How does this compare to eyes tracking? 90% of the hyper fancy things using brain activity get pwned by simple eye tracking. Or are not usable in real life due to the equipment needed.
Even if eye tracking is better (and IIRC it is), this is still valuable for patients that don't have any other option left (like Stephen Hawking soon).
This still relies on visual feedback (you need to move a cursor on a screen). It would be better if you just had to think the letter itself, not drive a cursor over it.
Not much of a difference, actually. Once you've got your brain trained to select the letters by location you can remove the eye tracking part and just use abstract thought.
"I'm thinking of a letter... On the far left of the keyboard, middle row."
I think there's not enough bandwidth for such information density. These usually work with 2D directional commands, you're driving the cursor up/down/left/right. You're not thinking of "letter E", but look at the screen and think of the direction where the cursor has to move from its current location to drift to E.

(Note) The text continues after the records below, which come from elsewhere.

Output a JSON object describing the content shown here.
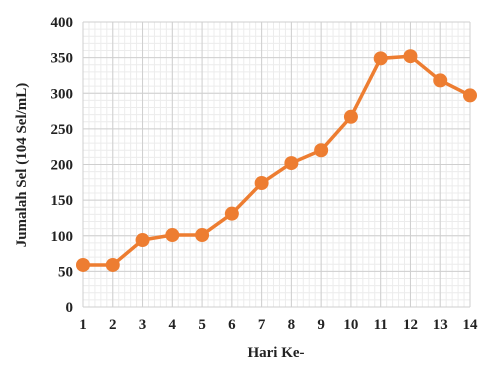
{
  "chart_data": {
    "type": "line",
    "title": "",
    "xlabel": "Hari Ke-",
    "ylabel": "Jumalah Sel (104 Sel/mL)",
    "categories": [
      "1",
      "2",
      "3",
      "4",
      "5",
      "6",
      "7",
      "8",
      "9",
      "10",
      "11",
      "12",
      "13",
      "14"
    ],
    "x": [
      1,
      2,
      3,
      4,
      5,
      6,
      7,
      8,
      9,
      10,
      11,
      12,
      13,
      14
    ],
    "y_ticks": [
      "0",
      "50",
      "100",
      "150",
      "200",
      "250",
      "300",
      "350",
      "400"
    ],
    "ylim": [
      0,
      400
    ],
    "grid": true,
    "series": [
      {
        "values": [
          59,
          59,
          94,
          101,
          101,
          131,
          174,
          202,
          220,
          267,
          349,
          352,
          318,
          297
        ],
        "color": "#ED7D31"
      }
    ]
  }
}
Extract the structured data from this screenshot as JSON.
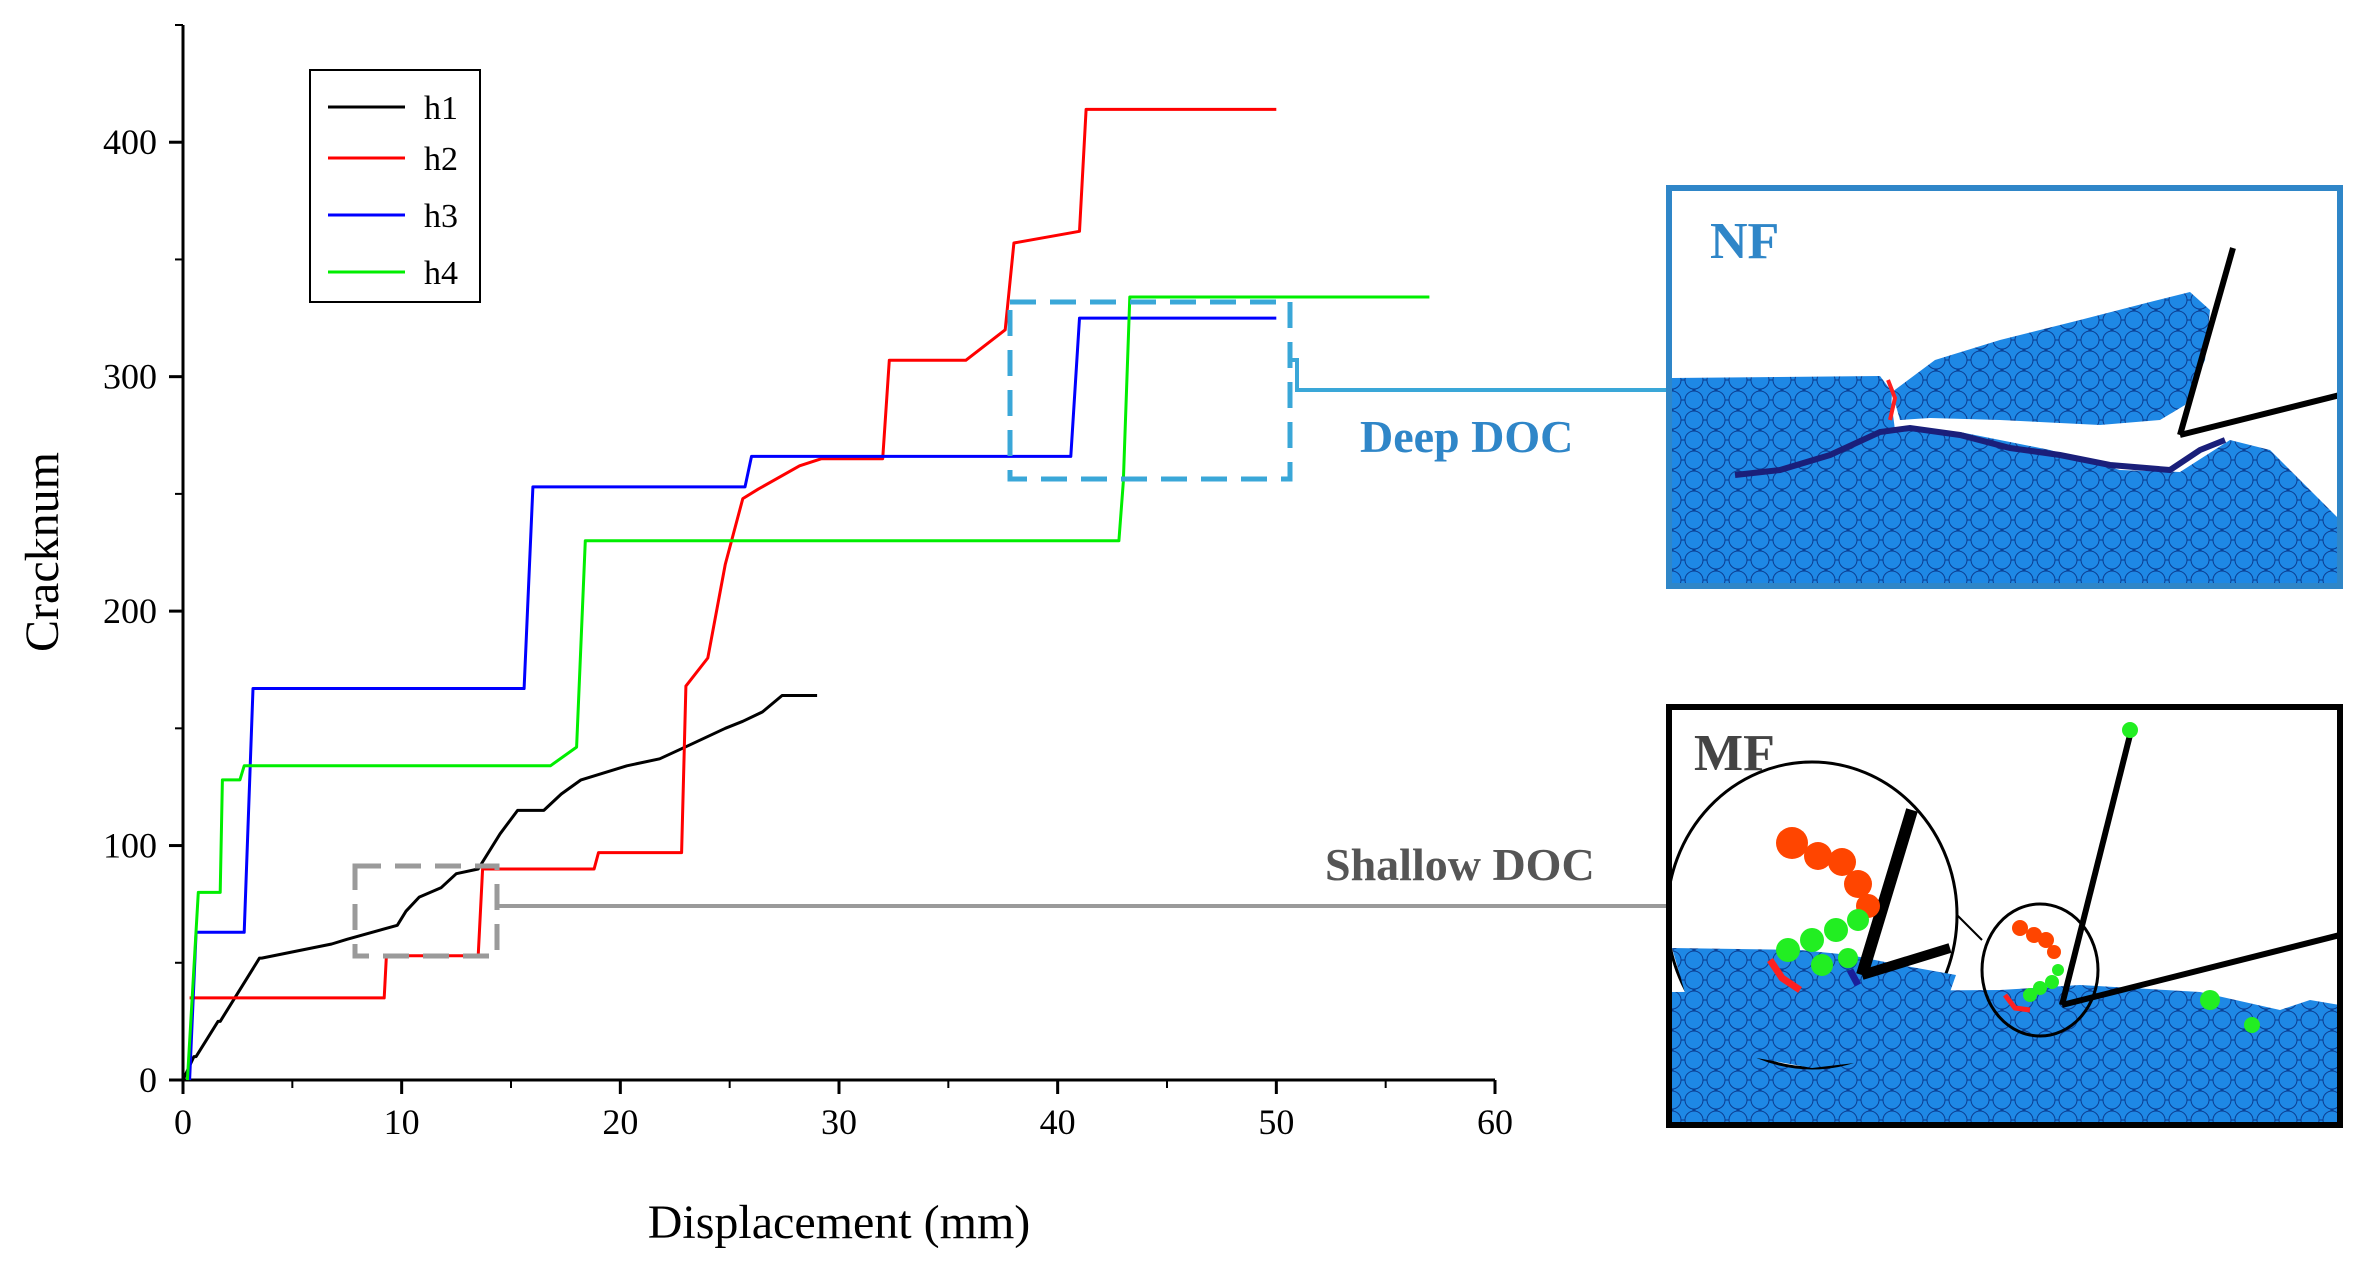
{
  "chart_data": {
    "type": "line",
    "title": "",
    "xlabel": "Displacement (mm)",
    "ylabel": "Cracknum",
    "xlim": [
      0,
      60
    ],
    "ylim": [
      0,
      450
    ],
    "xticks": [
      0,
      10,
      20,
      30,
      40,
      50,
      60
    ],
    "yticks": [
      0,
      100,
      200,
      300,
      400
    ],
    "grid": false,
    "legend_position": "top-left",
    "series": [
      {
        "name": "h1",
        "color": "#000000",
        "x": [
          0,
          0.5,
          0.6,
          1.6,
          1.7,
          3.5,
          3.6,
          6.8,
          7.5,
          9.8,
          10.2,
          10.8,
          11.8,
          12.5,
          13.5,
          14.5,
          15.3,
          16.5,
          17.3,
          18.2,
          20.3,
          21.8,
          23.2,
          24.8,
          25.6,
          26.5,
          27.4,
          29.0
        ],
        "y": [
          0,
          10,
          10,
          25,
          25,
          52,
          52,
          58,
          60,
          66,
          72,
          78,
          82,
          88,
          90,
          105,
          115,
          115,
          122,
          128,
          134,
          137,
          143,
          150,
          153,
          157,
          164,
          164
        ]
      },
      {
        "name": "h2",
        "color": "#ff0000",
        "x": [
          0.3,
          9.2,
          9.3,
          13.5,
          13.7,
          18.8,
          19.0,
          22.8,
          23.0,
          24.0,
          24.8,
          25.6,
          26.3,
          28.2,
          29.2,
          32.0,
          32.3,
          35.8,
          37.6,
          38.0,
          41.0,
          41.3,
          50.0
        ],
        "y": [
          35,
          35,
          53,
          53,
          90,
          90,
          97,
          97,
          168,
          180,
          220,
          248,
          252,
          262,
          265,
          265,
          307,
          307,
          320,
          357,
          362,
          414,
          414
        ]
      },
      {
        "name": "h3",
        "color": "#0000ff",
        "x": [
          0.3,
          0.6,
          2.8,
          3.2,
          15.6,
          16.0,
          25.7,
          26.0,
          40.6,
          41.0,
          50.0
        ],
        "y": [
          0,
          63,
          63,
          167,
          167,
          253,
          253,
          266,
          266,
          325,
          325
        ]
      },
      {
        "name": "h4",
        "color": "#00ee00",
        "x": [
          0.2,
          0.7,
          1.7,
          1.8,
          2.6,
          2.8,
          16.8,
          18.0,
          18.4,
          42.8,
          43.0,
          43.3,
          57.0
        ],
        "y": [
          0,
          80,
          80,
          128,
          128,
          134,
          134,
          142,
          230,
          230,
          255,
          334,
          334
        ]
      }
    ],
    "annotations": [
      "Deep DOC",
      "Shallow DOC",
      "NF",
      "MF"
    ]
  },
  "colors": {
    "deep_box": "#3aa7d8",
    "shallow_box": "#9a9a9a",
    "particle_blue": "#1e88e5",
    "particle_red": "#ff4500",
    "particle_green": "#22ee22",
    "annot_text_blue": "#2f86c8",
    "annot_text_gray": "#555555"
  }
}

You can use auditory feedback instead of visual feedback to drive the system. Even if you are down to say 2 words per minute that's vastly better than zero.
This is a valid point and a real challenge of brain-computer interface (BCI) technology. It is largely trying to help those who suffer from locked-in syndrome, where they really do not have any reliable motor control at all, including eye movement. If you do have the ability to reliably execute any kind of motor control, such as eye movement or muscle twitch, that can be exploited for more effective, durable interface control than current state of the art of BCI.